How can I share mail with my team?
November 9, 2009 10:24 AM   RSS feed for this thread Subscribe

The team I'm working with is using Outlook 2007 and Exchange 2007. It seems like if there's a Project X we're all working on, there'd be an easy way to tag and share all e-mail related to the project. We thought of deploying Managed Folders, but it appears that you can only view your own managed folder. There must be a way of achieving this kind of functionality?

We figured out how to deploy a managed folder selector so that we can choose what projects we want to be on. Hey this worked great, but we probably should have deployed a test managed folder first as we quickly learned that you can't view what people put into their managed folders.

It appears that the Microsoft recommended way is setting up a Sharepoint site and saving the e-mail to lists. These lists can then be attached in Outlook 2007 as a mailbox store, so you have the functionality to drag and drop mail messages within Outlook. This seems less than ideal because now there's an Exchange AND Sharepoint box to manage mail messages. No one is jumping at the chance to do this.

We were toying with creating a mailbox store for the individual projects and everyone on a particular project given access to this. The added functionality being that people could CC the project@domain.com and it'd automatically get copied to the store.
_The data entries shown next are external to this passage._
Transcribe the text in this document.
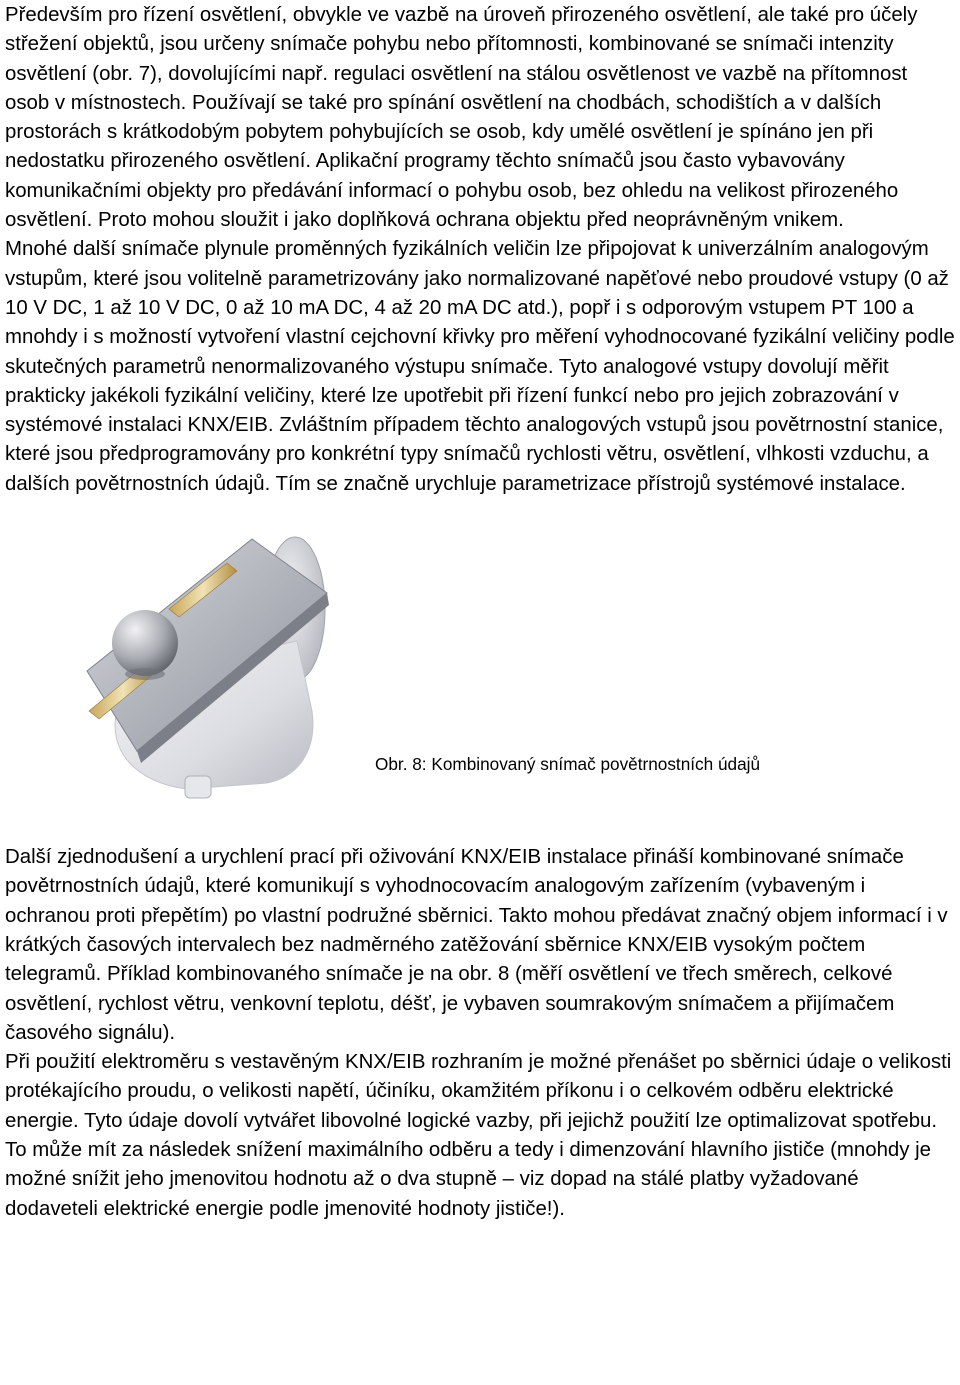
Především pro řízení osvětlení, obvykle ve vazbě na úroveň přirozeného osvětlení, ale také pro účely střežení objektů, jsou určeny snímače pohybu nebo přítomnosti, kombinované se snímači intenzity osvětlení (obr. 7), dovolujícími např. regulaci osvětlení na stálou osvětlenost ve vazbě na přítomnost osob v místnostech. Používají se také pro spínání osvětlení na chodbách, schodištích a v dalších prostorách s krátkodobým pobytem pohybujících se osob, kdy umělé osvětlení je spínáno jen při nedostatku přirozeného osvětlení. Aplikační programy těchto snímačů jsou často vybavovány komunikačními objekty pro předávání informací o pohybu osob, bez ohledu na velikost přirozeného osvětlení. Proto mohou sloužit i jako doplňková ochrana objektu před neoprávněným vnikem.

Mnohé další snímače plynule proměnných fyzikálních veličin lze připojovat k univerzálním analogovým vstupům, které jsou volitelně parametrizovány jako normalizované napěťové nebo proudové vstupy (0 až 10 V DC, 1 až 10 V DC, 0 až 10 mA DC, 4 až 20 mA DC atd.), popř i s odporovým vstupem PT 100 a mnohdy i s možností vytvoření vlastní cejchovní křivky pro měření vyhodnocované fyzikální veličiny podle skutečných parametrů nenormalizovaného výstupu snímače. Tyto analogové vstupy dovolují měřit prakticky jakékoli fyzikální veličiny, které lze upotřebit při řízení funkcí nebo pro jejich zobrazování v systémové instalaci KNX/EIB. Zvláštním případem těchto analogových vstupů jsou povětrnostní stanice, které jsou předprogramovány pro konkrétní typy snímačů rychlosti větru, osvětlení, vlhkosti vzduchu, a dalších povětrnostních údajů. Tím se značně urychluje parametrizace přístrojů systémové instalace.

Obr. 8: Kombinovaný snímač povětrnostních údajů

Další zjednodušení a urychlení prací při oživování KNX/EIB instalace přináší kombinované snímače povětrnostních údajů, které komunikují s vyhodnocovacím analogovým zařízením (vybaveným i ochranou proti přepětím) po vlastní podružné sběrnici. Takto mohou předávat značný objem informací i v krátkých časových intervalech bez nadměrného zatěžování sběrnice KNX/EIB vysokým počtem telegramů. Příklad kombinovaného snímače je na obr. 8 (měří osvětlení ve třech směrech, celkové osvětlení, rychlost větru, venkovní teplotu, déšť, je vybaven soumrakovým snímačem a přijímačem časového signálu).

Při použití elektroměru s vestavěným KNX/EIB rozhraním je možné přenášet po sběrnici údaje o velikosti protékajícího proudu, o velikosti napětí, účiníku, okamžitém příkonu i o celkovém odběru elektrické energie. Tyto údaje dovolí vytvářet libovolné logické vazby, při jejichž použití lze optimalizovat spotřebu. To může mít za následek snížení maximálního odběru a tedy i dimenzování hlavního jističe (mnohdy je možné snížit jeho jmenovitou hodnotu až o dva stupně – viz dopad na stálé platby vyžadované dodaveteli elektrické energie podle jmenovité hodnoty jističe!).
In any case, I don't want to be reinventing the wheel here. Surely someone else must be doing this, there must be a clever way of going about this?
posted by geoff. to computers & internet (8 comments total) 1 user marked this as a favorite
Maybe this is not a common problem.
posted by geoff. at 12:20 PM on November 9, 2009


WSS is free, so it's go that going for it, but I don't think there is any simple way to get it to behave exactly as you'd like.

I'm not sure what you mean by "managing 2 boxes". "E-mail enabling" a document library allows SharePoint list to store messages and attachments at a specified e-mail address. This can be done using SMTP so no exchange mailboxes are created.
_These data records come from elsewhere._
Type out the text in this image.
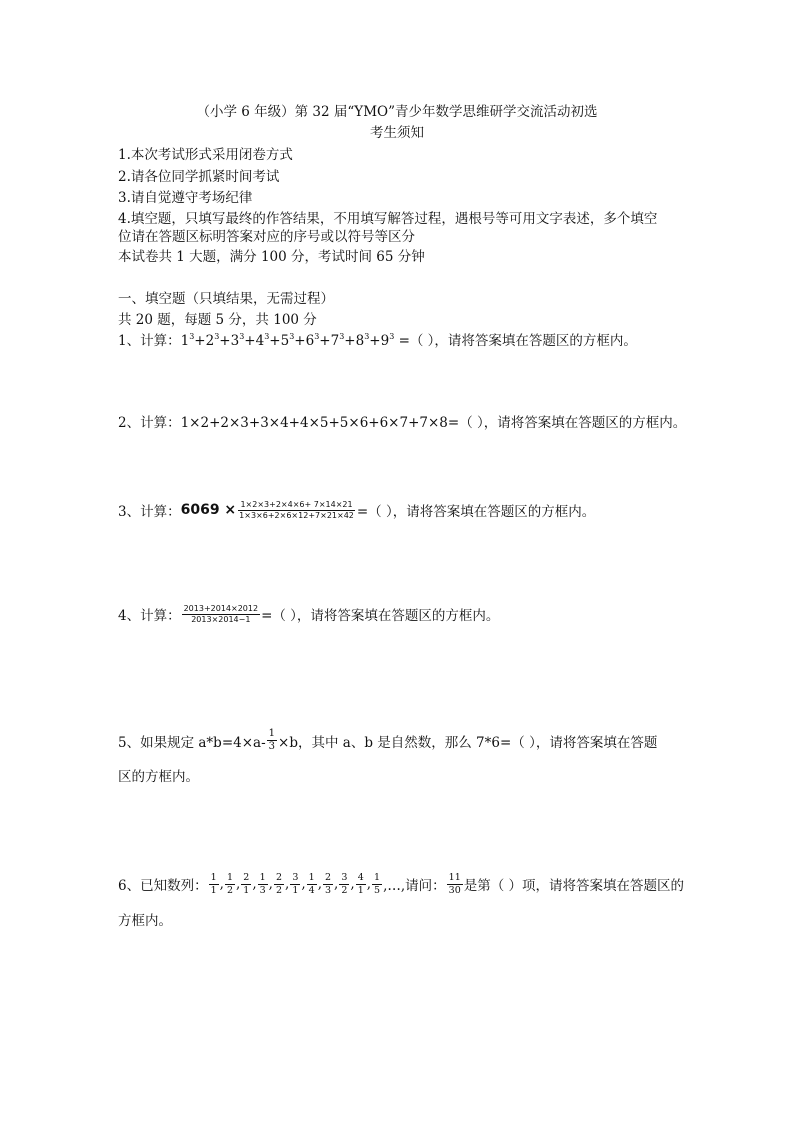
（小学 6 年级）第 32 届“YMO”青少年数学思维研学交流活动初选
考生须知
1.本次考试形式采用闭卷方式
2.请各位同学抓紧时间考试
3.请自觉遵守考场纪律
4.填空题，只填写最终的作答结果，不用填写解答过程，遇根号等可用文字表述，多个填空
位请在答题区标明答案对应的序号或以符号等区分
本试卷共 1 大题，满分 100 分，考试时间 65 分钟
一、填空题（只填结果，无需过程）
共 20 题，每题 5 分，共 100 分
1、计算：$1^3+2^3+3^3+4^3+5^3+6^3+7^3+8^3+9^3$ =（ ），请将答案填在答题区的方框内。
2、计算：1×2+2×3+3×4+4×5+5×6+6×7+7×8=（ ），请将答案填在答题区的方框内。
3、计算： $6069 \times \frac{1\times 2\times 3+2\times 4\times 6+ 7\times 14\times 21}{1\times 3\times 6+2\times 6\times 12+7\times 21\times 42}$ =（ ），请将答案填在答题区的方框内。
4、计算： $\frac{2013+2014\times 2012}{2013\times 2014-1}$ =（ ），请将答案填在答题区的方框内。
5、如果规定 $a*b=4\times a- \frac{1}{3} \times b$，其中 a、b 是自然数，那么 7*6=（ ），请将答案填在答题
区的方框内。
6、已知数列： $\frac{1}{1}$ , $\frac{1}{2}$ , $\frac{2}{1}$ , $\frac{1}{3}$ , $\frac{2}{2}$ , $\frac{3}{1}$ , $\frac{1}{4}$ , $\frac{2}{3}$ , $\frac{3}{2}$ , $\frac{4}{1}$ , $\frac{1}{5}$ ,…,请问： $\frac{11}{30}$ 是第（ ）项，请将答案填在答题区的
方框内。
Attaching a document library to Outlook allows you to browse and open a list's contents. However, you won't be able to drag & drop messages from your inbox to the library.

If you configure an e-mail enabled library, your team will need to include the library on all messages sent, which is a little painful.

I'm sorry I couldn't be more helpful, good luck.
posted by askmehow at 12:32 PM on November 9, 2009


Have you looked into MS Project?
posted by X4ster at 12:39 PM on November 9, 2009


Yeah I think Project is a bit too much, we just wish to share mail messages. The project isn't structured enough for any formal project management software.

If you configure an e-mail enabled library, your team will need to include the library on all messages sent, which is a little painful.

This is what I'm worried about, I'm also concerned that there is no native multiple message threading ... so it could get really messy, even with some complex filters.

I just thought there had to be an Exchange native way of doing this, thereby keeping us from duplicating our data.

The problem it seems, is that Exchange groups everything based on AD objects. So even with EWS I would have to iterate over each mailbox, there appears noway to create a view or index like you would in a typical SQL database.

I think a simple solution I'm going to go with is have each person create a folder they want to share and then add everyone's accounts in Outlook. You end up having a lot of "Mailbox - Person's Name" stacked up everywhere, but it is not as bad as it seems.

I might take a look at Zimbra, I'm not wed to Exchange.
posted by geoff. at 1:15 PM on November 9, 2009


Oh and thanks, any other suggestions are welcomed. I'll be monitoring this.
posted by geoff. at 1:15 PM on November 9, 2009


Call me crazy, but why not set up a list-serv for every project, and subscribe people to the relevant projects?
posted by pwnguin at 3:21 PM on November 9, 2009


Public Folders? They didn't remove them in 2007 despite wanting to.

http://msexchangeteam.com/archive/2008/03/31/448537.aspx

(sorry if managed folders is the same thing)
posted by mattdini at 3:37 PM on November 9, 2009


I'd do this with public folders. The folder itself could have an email address, so mail could be sent to it directly, and the users in the project could have permissions to copy their mail into the folder, or subfolders or whatever. Let me know if you have any questions about best practices on this.
Sharing user folders causes more I/O load on the server than you'll want, especially if the users have high item counts.